Die Regierung wird eingeladen, Bericht zu
erstatten über Vor- und Nachteile der heutigen Eingliederung
des Amtes für Umweltschutz in die Staatsverwaltung, unter Einbezug
alternativer Möglichkeiten, bei denen die heutigen Aufgaben,
Funktionen und Kompetenzen der einzeln en Fachgebiete in bestehende
Departemente bzw. Staatsämter integriert würden. Dabei
ist es sinnvoll, dass alle Departemente, in deren Aufgabenbereiche
und Kompetenzen sich ebenfalls Fragen der Umwelt befinden, dementsprechend
eine(n) Umweltbeauftragte(n) zu benennen. Künftig sind nur
diejenigen Aufgaben, Funktionen und Kompetenzen zu übertragen,
die für eine effiziente, kostengünstige und nachhaltige
Erreichung der entsprechenden Zielsetzung – Machbares klar
vor Wünschbarem - notwendig sind und im Interesse des Kantons
St.
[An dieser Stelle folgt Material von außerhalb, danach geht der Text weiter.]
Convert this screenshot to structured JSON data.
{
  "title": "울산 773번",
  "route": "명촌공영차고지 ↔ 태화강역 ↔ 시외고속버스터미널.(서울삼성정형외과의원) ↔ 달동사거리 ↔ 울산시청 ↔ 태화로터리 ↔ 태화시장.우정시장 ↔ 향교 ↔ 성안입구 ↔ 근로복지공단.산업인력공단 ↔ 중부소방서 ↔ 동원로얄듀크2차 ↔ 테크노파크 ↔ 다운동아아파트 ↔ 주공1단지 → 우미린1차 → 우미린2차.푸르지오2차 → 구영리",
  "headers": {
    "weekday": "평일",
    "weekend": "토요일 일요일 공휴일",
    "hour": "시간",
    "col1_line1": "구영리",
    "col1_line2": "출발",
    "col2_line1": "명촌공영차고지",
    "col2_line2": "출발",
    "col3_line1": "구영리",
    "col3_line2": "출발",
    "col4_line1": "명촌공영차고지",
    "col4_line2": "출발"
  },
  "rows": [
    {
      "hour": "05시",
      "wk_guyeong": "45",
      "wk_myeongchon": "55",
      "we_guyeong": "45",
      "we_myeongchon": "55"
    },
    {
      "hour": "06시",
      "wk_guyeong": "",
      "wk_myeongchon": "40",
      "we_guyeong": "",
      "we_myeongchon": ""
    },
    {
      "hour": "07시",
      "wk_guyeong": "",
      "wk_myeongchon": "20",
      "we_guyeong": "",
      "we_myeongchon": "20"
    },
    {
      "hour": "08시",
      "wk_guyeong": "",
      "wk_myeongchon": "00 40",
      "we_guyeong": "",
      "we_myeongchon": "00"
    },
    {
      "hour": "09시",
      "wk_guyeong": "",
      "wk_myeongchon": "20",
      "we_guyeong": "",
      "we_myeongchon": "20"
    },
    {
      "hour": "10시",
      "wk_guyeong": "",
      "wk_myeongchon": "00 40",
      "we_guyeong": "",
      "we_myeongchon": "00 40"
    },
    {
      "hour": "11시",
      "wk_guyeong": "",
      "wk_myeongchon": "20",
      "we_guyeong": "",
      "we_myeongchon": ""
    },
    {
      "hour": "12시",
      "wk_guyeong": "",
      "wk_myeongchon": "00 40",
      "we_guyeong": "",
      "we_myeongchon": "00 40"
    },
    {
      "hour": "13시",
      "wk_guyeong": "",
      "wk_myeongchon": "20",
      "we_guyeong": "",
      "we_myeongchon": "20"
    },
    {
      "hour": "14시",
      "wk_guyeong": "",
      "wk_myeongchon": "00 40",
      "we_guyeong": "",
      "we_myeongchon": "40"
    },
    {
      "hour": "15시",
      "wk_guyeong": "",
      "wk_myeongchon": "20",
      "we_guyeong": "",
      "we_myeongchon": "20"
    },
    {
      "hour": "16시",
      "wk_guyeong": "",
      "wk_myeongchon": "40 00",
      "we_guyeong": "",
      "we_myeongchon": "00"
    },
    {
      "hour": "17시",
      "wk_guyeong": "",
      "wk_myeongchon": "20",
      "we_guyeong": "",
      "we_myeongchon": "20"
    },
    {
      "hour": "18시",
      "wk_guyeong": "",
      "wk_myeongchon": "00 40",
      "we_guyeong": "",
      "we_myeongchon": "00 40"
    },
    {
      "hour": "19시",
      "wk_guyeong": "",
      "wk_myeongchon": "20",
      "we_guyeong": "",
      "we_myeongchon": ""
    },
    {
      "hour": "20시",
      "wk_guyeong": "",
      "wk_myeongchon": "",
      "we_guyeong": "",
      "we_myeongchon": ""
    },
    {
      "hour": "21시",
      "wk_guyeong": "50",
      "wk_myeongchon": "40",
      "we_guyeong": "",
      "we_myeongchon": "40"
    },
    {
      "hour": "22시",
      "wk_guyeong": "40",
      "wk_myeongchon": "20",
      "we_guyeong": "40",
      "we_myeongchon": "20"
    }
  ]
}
Gallen und dessen Wirtschaftsstandort liegen. Die dem Kanton
übertragenen Aufgaben sollen koordiniert und Kontrolltätigkeiten
vereinheitlicht werden. (z.B. Landwirtschaft – ein Verantwortlicher
für alle Kontrolltätigkeiten pro Betrieb). Ebenso sollen
diejenigen Aufgaben die neu die Berufsverbände (z.B. AGVS),
gemäss Vertrag übernommen haben, endlich abgegeben werden.
Zudem sind weitere Branchenlösungen anzustreben.